U-Haul stolen from family passing through Macon found ditched — minus its belongings
A tipped-over piano and some scattered toys were about all that remain of a young Florida family’s possessions after the U-Haul they rented was stolen last week when they stopped overnight at a Macon hotel.
The theft, which happened the night of Dec. 13 at the Macon Marriott City Center on Coliseum Drive, left the family with few other belongings. They had packed the truck with most of their stuff for a move from central Florida to Huntsville, Alabama.

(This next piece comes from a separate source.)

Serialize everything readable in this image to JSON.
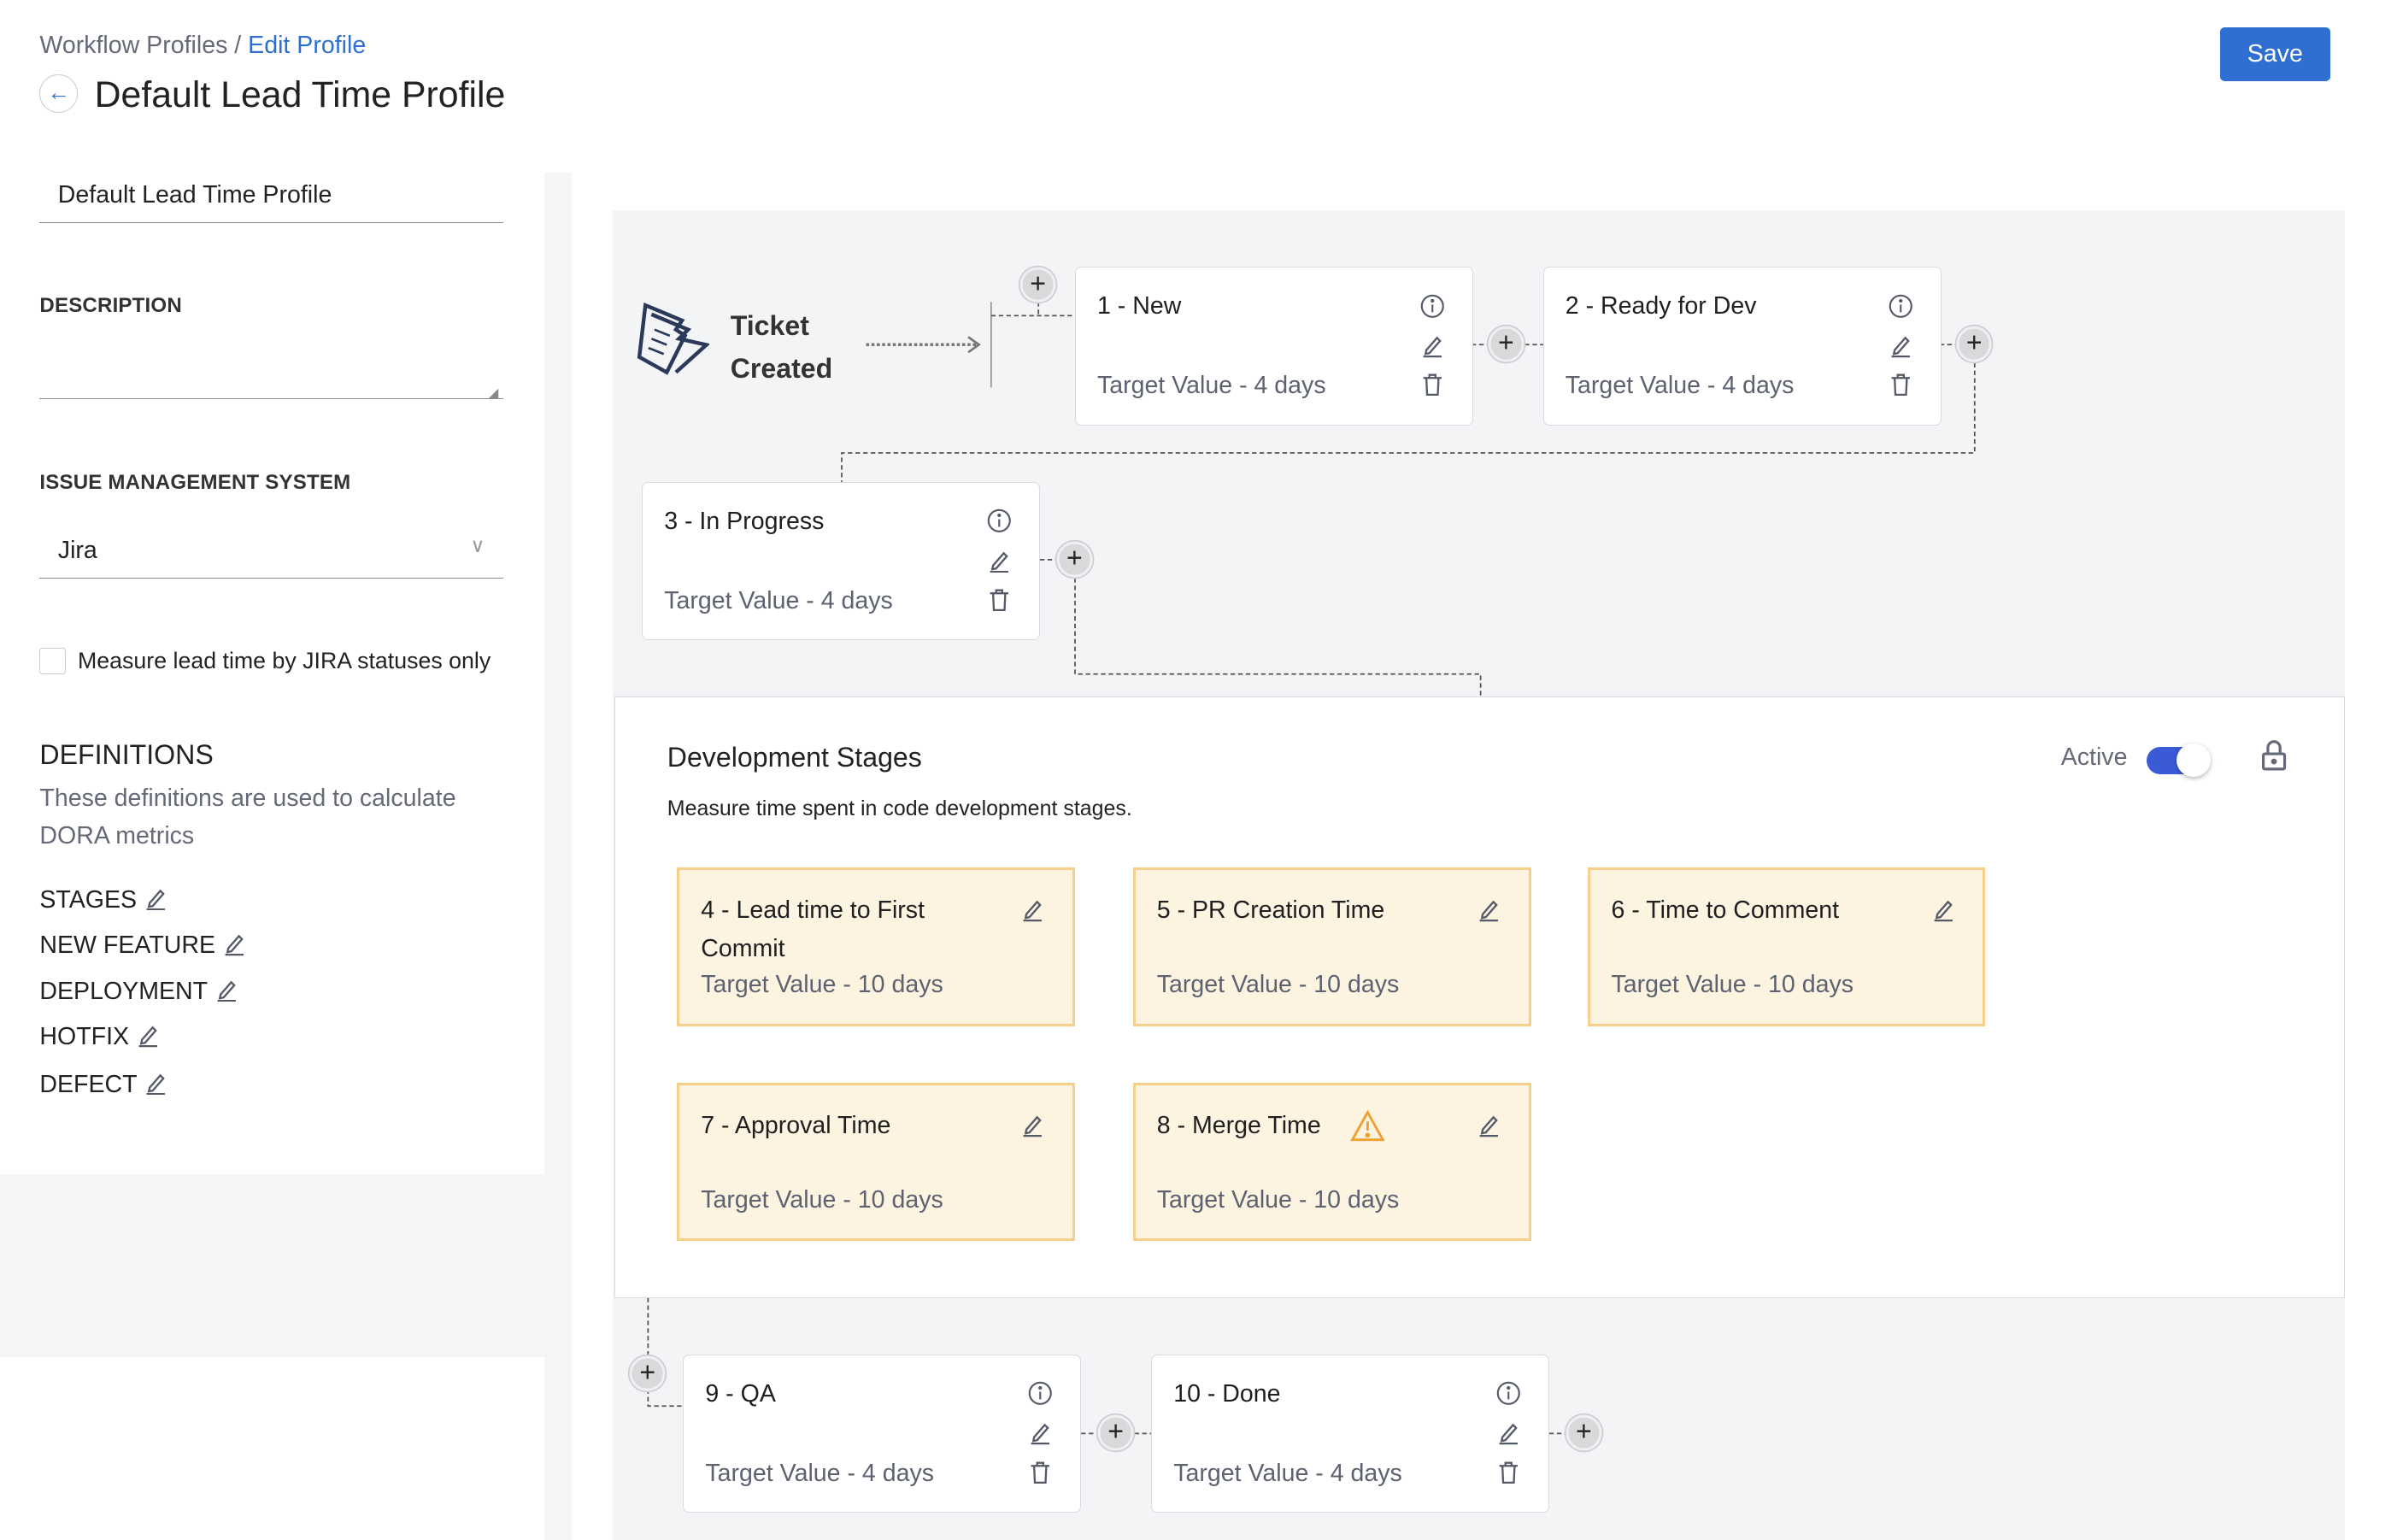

Kathleen Carney, along with her husband, her twin 2-year-old daughters and her 3-year-old daughter, stopped for the night in Macon, parked the 26-foot U-Haul and checked into their room.
The family didn’t discover the theft until morning. Fortunately, they were not stranded. Carney had been driving the family’s Ford F-150, following her husband in the U-Haul.
After reporting the theft, they traveled on in the pickup to their destination in northern Alabama.
“We moved into an empty house,” Carney told The Telegraph by phone on Tuesday. “We’re starting from zero.”
The family’s U-Haul turned up Monday near Interstate 20 near Decatur, just east of Atlanta, authorities said. It had been emptied of its contents somewhere else and ditched along a highway.
Five such thefts of rental moving trucks from Macon hotels in the past year or so have all had ties to the Atlanta area, where the trucks have been found abandoned, police said.
Carney said she and her family were traveling north up I-75 from Orlando and had stopped in Macon “specifically to avoid Atlanta.”
Bibb County sheriff’s Lt. Sean DeFoe said Tuesday that video surveillance of the Marriott parking lot showed three men enter the lot at about 11:30 p.m. on Dec. 13, raise the hood of the U-Haul and apparently hot-wire it before driving away.
“What they do is take these vehicles to a different location and empty out the trucks looking for items of value,” DeFoe said.
The Atlanta-area thieves likely cruise the freeways scoping out hotel lots for rental vans.
One factor that may play into the hands of the culprits is that hotels often ask the drivers of larger vehicles to park them on the outskirts of their properties, sometimes isolating the trucks in low-lit areas.
“It’s all over the country,” DeFoe said of the thefts. “It’s not just Macon.”
So far investigators haven’t had much luck catching the bandits, though Carney said that in the wake of her belongings being stolen someone in Atlanta tried to forge a check of hers. The checkbook had been packed in a box in the U-Haul and when a check-cashing company called her to verify the check, a woman trying to cash it was spooked and left empty-handed.
“We went to Huntsville and the next day we were closing on our new home,” she said, but with no belongings to move into it.
“That was really horrible and depressing” Carney said. “So the last few days we’ve just been running around trying to get appliances. We had to buy mattresses just to sleep on the floor.”
The family has a GoFundMe page for donations.